Monitor ethOS Distro with Elastic Search - 3
3 min read

Monitor ethOS Distro with Elastic Search - 3

Monitor ethOS Distro with Elastic Search - 3

Once we've set up the data sending from out ethOS machine, we can check that ElasticSearch collects data. With GET /ethos/_count, we get something like:

{
  "count": 5319,
  "_shards": {
    "total": 5,
    "successful": 5,
    "skipped": 0,
    "failed": 0
  }
}

If the count is greather than 0, we can start analysing the data.

Metrics

I am currently measuring only machine.
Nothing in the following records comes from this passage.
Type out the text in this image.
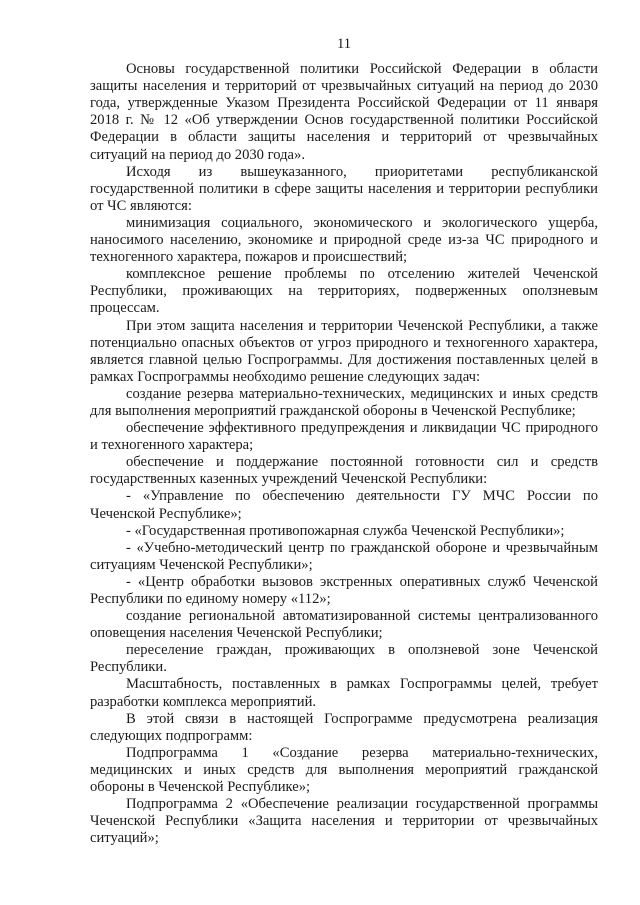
11

Основы государственной политики Российской Федерации в области защиты населения и территорий от чрезвычайных ситуаций на период до 2030 года, утвержденные Указом Президента Российской Федерации от 11 января 2018 г. № 12 «Об утверждении Основ государственной политики Российской Федерации в области защиты населения и территорий от чрезвычайных ситуаций на период до 2030 года».

Исходя из вышеуказанного, приоритетами республиканской государственной политики в сфере защиты населения и территории республики от ЧС являются:

минимизация социального, экономического и экологического ущерба, наносимого населению, экономике и природной среде из-за ЧС природного и техногенного характера, пожаров и происшествий;

комплексное решение проблемы по отселению жителей Чеченской Республики, проживающих на территориях, подверженных оползневым процессам.

При этом защита населения и территории Чеченской Республики, а также потенциально опасных объектов от угроз природного и техногенного характера, является главной целью Госпрограммы. Для достижения поставленных целей в рамках Госпрограммы необходимо решение следующих задач:

создание резерва материально-технических, медицинских и иных средств для выполнения мероприятий гражданской обороны в Чеченской Республике;

обеспечение эффективного предупреждения и ликвидации ЧС природного и техногенного характера;

обеспечение и поддержание постоянной готовности сил и средств государственных казенных учреждений Чеченской Республики:

- «Управление по обеспечению деятельности ГУ МЧС России по Чеченской Республике»;

- «Государственная противопожарная служба Чеченской Республики»;

- «Учебно-методический центр по гражданской обороне и чрезвычайным ситуациям Чеченской Республики»;

- «Центр обработки вызовов экстренных оперативных служб Чеченской Республики по единому номеру «112»;

создание региональной автоматизированной системы централизованного оповещения населения Чеченской Республики;

переселение граждан, проживающих в оползневой зоне Чеченской Республики.

Масштабность, поставленных в рамках Госпрограммы целей, требует разработки комплекса мероприятий.

В этой связи в настоящей Госпрограмме предусмотрена реализация следующих подпрограмм:

Подпрограмма 1 «Создание резерва материально-технических, медицинских и иных средств для выполнения мероприятий гражданской обороны в Чеченской Республике»;

Подпрограмма 2 «Обеспечение реализации государственной программы Чеченской Республики «Защита населения и территории от чрезвычайных ситуаций»;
Therefore, I've set up some simple measurements:

  1. Hash rate
  2. Temperature
  3. Network
  4. Fan speed

Hash rate

I am measuring the average sum of all GPUs' hash rates and the trend:

Hash rate

I've built this with Timelion and the code is:

.es(metric=avg:status.sum_hashes).points().label(),

.es(_exists_:status.sum_hashes).if(eq,0,null,
  .es(metric="sum:status.sum_hashes")
).fit(average).label("Hashes"),

.es(metric=avg:status.sum_hashes).trend(linear).label(Trend)

As you can see, there are three components:

  1. The first expression produces the (cyan) points in the picture.
  2. The second expression draws the (red) lines. In order to avoid jumping to 0 for empty datasets, I'm filtering out the null values.
  3. The last component produces the (yellow) trend line.

The tempratures

The second most important element is the temperature. To put it simple: the lower the temperatures, the better for the card.

Temperatures

This was also created with timelion:

.es(_exists_:status.a_temp).if(eq, 0, null,
    .es(metric="min:status.a_temp")
).fit(average).label("min"),

.es(_exists_:status.a_temp).if(eq, 0, null,
    .es(metric="avg:status.a_temp")
).fit(average).label("avg"),

.es(_exists_:status.a_temp).if(eq, 0, null,
    .es(metric="max:status.a_temp")
).fit(average).label("max")

For this, I'm measuring also three components:

  1. the minimum
  2. The average
  3. The maximum

At the time of measurement, the rig is in an open space without dedicated air flow and, as you can see, the deperature varies. I am expecting that once the airflow is in place, the temperatures' gap will drop and they will be lower.

The network

Another measurement I am monitoring is the network traffic. This is not much, but I'll be able to see when the network is down:

Network

This is yet another Timelion graph:

.es(_exists_:status.val_rx_kbps).if(eq,0,null,
    .es(metric="sum:status.val_rx_kbps")
).fit(average).label("Rx"),

.es(_exists_:status.val_tx_kbps).if(eq,0,null,
    .es(metric="sum:status.val_tx_kbps")
).fit(average).label("Tx").yaxis(label="kbps")

It shows the sent and received data.

The fan speed

I've also decided to implement the fan speed as agauge, simply because my setting sets the fan speed at 50%:

Fan speed

The metric is Average status.fan_percents.

HTH,